This article proposes a pose estimation method for a fast tumbling space noncooperative target. The core idea of this method is to extract the target’s body-fixed coordinate system by using the geometric characteristics of the target’s point cloud and then by the body-fixed coordinate system to realize pose initialization and pose tracking of the target. In the extraction of the body-fixed coordinate system, a point cloud of the target, which can be obtained by a time-of-flight camera, can be divided into small plane point clouds firstly; then the geometric information of these plane point clouds can be utilized to extract the target’s descriptive structures, such as the target surfaces and the solar panel supports; and finally the body-fixed coordinate system can be determined by the geometric characteristics of these structures. The body-fixed coordinate system obtained above can be used to determine the pose of consecutive point clouds of the target, that is, to realize the pose initialization and the pose tracking, and accumulated bias often emerges in the pose tracking. To mitigate the accumulated bias, a pose graph optimization method is adopted. In the end of this article, the performance of the proposed method is evaluated by numerical simulations. Simulation results show that when the distance between the target and the chaser is 10 m, the errors of the estimation results of the target’s attitude and position are 0.025° and 0.026 m, respectively. This means that the proposed method can achieve high-precision pose estimation of the noncooperative target.

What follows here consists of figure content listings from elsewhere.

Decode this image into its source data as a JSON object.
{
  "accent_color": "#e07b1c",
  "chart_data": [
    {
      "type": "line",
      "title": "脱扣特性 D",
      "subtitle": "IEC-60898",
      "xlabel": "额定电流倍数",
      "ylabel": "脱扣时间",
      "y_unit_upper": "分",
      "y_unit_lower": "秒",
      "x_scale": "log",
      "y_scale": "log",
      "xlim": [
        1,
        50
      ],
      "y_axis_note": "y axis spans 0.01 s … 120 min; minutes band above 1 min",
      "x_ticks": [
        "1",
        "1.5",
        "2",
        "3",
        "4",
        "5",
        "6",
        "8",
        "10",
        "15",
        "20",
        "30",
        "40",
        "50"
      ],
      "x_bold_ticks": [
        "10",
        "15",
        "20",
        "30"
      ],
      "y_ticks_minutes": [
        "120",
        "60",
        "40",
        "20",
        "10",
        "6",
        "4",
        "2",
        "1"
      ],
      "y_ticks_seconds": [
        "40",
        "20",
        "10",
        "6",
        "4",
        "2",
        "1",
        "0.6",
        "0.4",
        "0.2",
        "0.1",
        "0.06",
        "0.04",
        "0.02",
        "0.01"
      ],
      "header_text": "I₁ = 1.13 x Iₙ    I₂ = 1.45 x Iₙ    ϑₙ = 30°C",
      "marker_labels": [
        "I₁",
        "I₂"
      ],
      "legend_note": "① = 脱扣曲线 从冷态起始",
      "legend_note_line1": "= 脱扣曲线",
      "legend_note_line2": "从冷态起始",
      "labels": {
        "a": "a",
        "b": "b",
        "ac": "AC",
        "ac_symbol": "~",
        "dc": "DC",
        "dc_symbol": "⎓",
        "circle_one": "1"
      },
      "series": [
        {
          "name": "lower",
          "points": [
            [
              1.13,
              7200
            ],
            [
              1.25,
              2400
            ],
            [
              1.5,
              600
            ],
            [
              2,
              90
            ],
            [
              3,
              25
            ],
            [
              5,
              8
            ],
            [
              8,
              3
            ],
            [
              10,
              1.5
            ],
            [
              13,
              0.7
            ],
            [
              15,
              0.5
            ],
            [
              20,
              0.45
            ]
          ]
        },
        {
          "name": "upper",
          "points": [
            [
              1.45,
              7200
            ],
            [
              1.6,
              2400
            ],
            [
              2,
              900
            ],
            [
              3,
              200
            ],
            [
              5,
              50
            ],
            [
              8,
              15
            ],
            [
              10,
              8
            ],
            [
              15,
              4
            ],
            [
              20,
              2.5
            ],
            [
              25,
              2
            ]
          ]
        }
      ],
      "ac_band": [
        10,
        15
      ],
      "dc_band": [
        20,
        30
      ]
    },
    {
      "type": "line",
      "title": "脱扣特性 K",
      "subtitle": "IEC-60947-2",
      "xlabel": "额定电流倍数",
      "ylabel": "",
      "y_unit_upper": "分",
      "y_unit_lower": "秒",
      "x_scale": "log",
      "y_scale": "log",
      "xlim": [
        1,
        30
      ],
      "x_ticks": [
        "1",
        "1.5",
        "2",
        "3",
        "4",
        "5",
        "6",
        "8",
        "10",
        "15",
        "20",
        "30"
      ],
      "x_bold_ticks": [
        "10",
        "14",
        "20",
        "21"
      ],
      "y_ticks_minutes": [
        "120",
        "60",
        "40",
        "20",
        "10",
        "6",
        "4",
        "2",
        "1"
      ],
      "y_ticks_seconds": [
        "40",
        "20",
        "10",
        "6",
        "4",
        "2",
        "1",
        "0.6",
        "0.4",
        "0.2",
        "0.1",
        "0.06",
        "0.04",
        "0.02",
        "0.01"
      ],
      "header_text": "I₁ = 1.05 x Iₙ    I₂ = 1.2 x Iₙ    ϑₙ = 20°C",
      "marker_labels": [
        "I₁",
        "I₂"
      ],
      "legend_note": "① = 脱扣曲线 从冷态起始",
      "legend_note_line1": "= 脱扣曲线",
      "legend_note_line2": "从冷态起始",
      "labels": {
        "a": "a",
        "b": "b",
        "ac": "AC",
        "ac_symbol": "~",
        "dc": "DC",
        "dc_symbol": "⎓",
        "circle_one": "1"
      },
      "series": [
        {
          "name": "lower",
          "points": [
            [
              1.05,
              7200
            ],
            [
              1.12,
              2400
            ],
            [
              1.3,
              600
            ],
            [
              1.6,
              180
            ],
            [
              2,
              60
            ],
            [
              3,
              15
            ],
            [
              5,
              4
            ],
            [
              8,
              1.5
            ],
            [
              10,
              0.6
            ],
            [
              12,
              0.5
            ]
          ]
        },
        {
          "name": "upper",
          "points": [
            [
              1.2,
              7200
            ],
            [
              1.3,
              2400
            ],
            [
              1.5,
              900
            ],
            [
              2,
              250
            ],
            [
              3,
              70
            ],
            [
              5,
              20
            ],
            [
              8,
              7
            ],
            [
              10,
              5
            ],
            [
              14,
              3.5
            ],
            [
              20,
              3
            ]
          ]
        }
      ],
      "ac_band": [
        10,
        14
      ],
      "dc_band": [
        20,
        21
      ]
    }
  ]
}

本文提出了一种用于快速翻滚空间非合作目标的姿态估计方法。该方法的核心思想是利用目标点云的几何特征提取目标的身体固定坐标系，然后通过身体固定的坐标系实现目标的姿态初始化和姿态跟踪。在固定坐标系的提取中，首先可以将由飞行时间相机获得的目标点云划分为小平面点云。然后可以利用这些平面点云的几何信息来提取目标的描述性结构，例如目标表面和太阳能电池板支架。最终，可以通过这些结构的几何特性确定人体固定的坐标系。上面获得的人体固定坐标系可用于确定目标的连续点云的姿态，即实现姿态初始化和姿态跟踪，并且在姿态跟踪中经常会出现累积的偏差。为了减轻累积的偏差，采用了姿态图优化方法。在本文的最后，通过数值模拟评估了该方法的性能。仿真结果表明，当目标与跟踪器之间的距离为10 m时，目标姿态和位置估计结果的误差分别为0.025°和0.026 m。这意味着所提出的方法可以实现非合作目标的高精度姿态估计。即，为了实现姿势初始化和姿势跟踪，在姿势跟踪中经常会出现累积的偏差。为了减轻累积的偏差，采用了姿态图优化方法。在本文的最后，通过数值模拟评估了该方法的性能。仿真结果表明，当目标与跟踪器之间的距离为10 m时，目标姿态和位置估计结果的误差分别为0.025°和0.026 m。这意味着所提出的方法可以实现非合作目标的高精度姿态估计。即，为了实现姿势初始化和姿势跟踪，在姿势跟踪中经常会出现累积的偏差。为了减轻累积的偏差，采用了姿态图优化方法。在本文的最后，通过数值模拟评估了该方法的性能。仿真结果表明，当目标与跟踪器之间的距离为10 m时，目标姿态和位置估计结果的误差分别为0.025°和0.026 m。这意味着所提出的方法可以实现非合作目标的高精度姿态估计。通过数值模拟对所提方法的性能进行了评估。仿真结果表明，当目标与跟踪器之间的距离为10 m时，目标姿态和位置估计结果的误差分别为0.025°和0.026 m。这意味着所提出的方法可以实现非合作目标的高精度姿态估计。通过数值模拟对所提方法的性能进行了评估。仿真结果表明，当目标与跟踪器之间的距离为10 m时，目标姿态和位置估计结果的误差分别为0.025°和0.026 m。这意味着所提出的方法可以实现非合作目标的高精度姿态估计。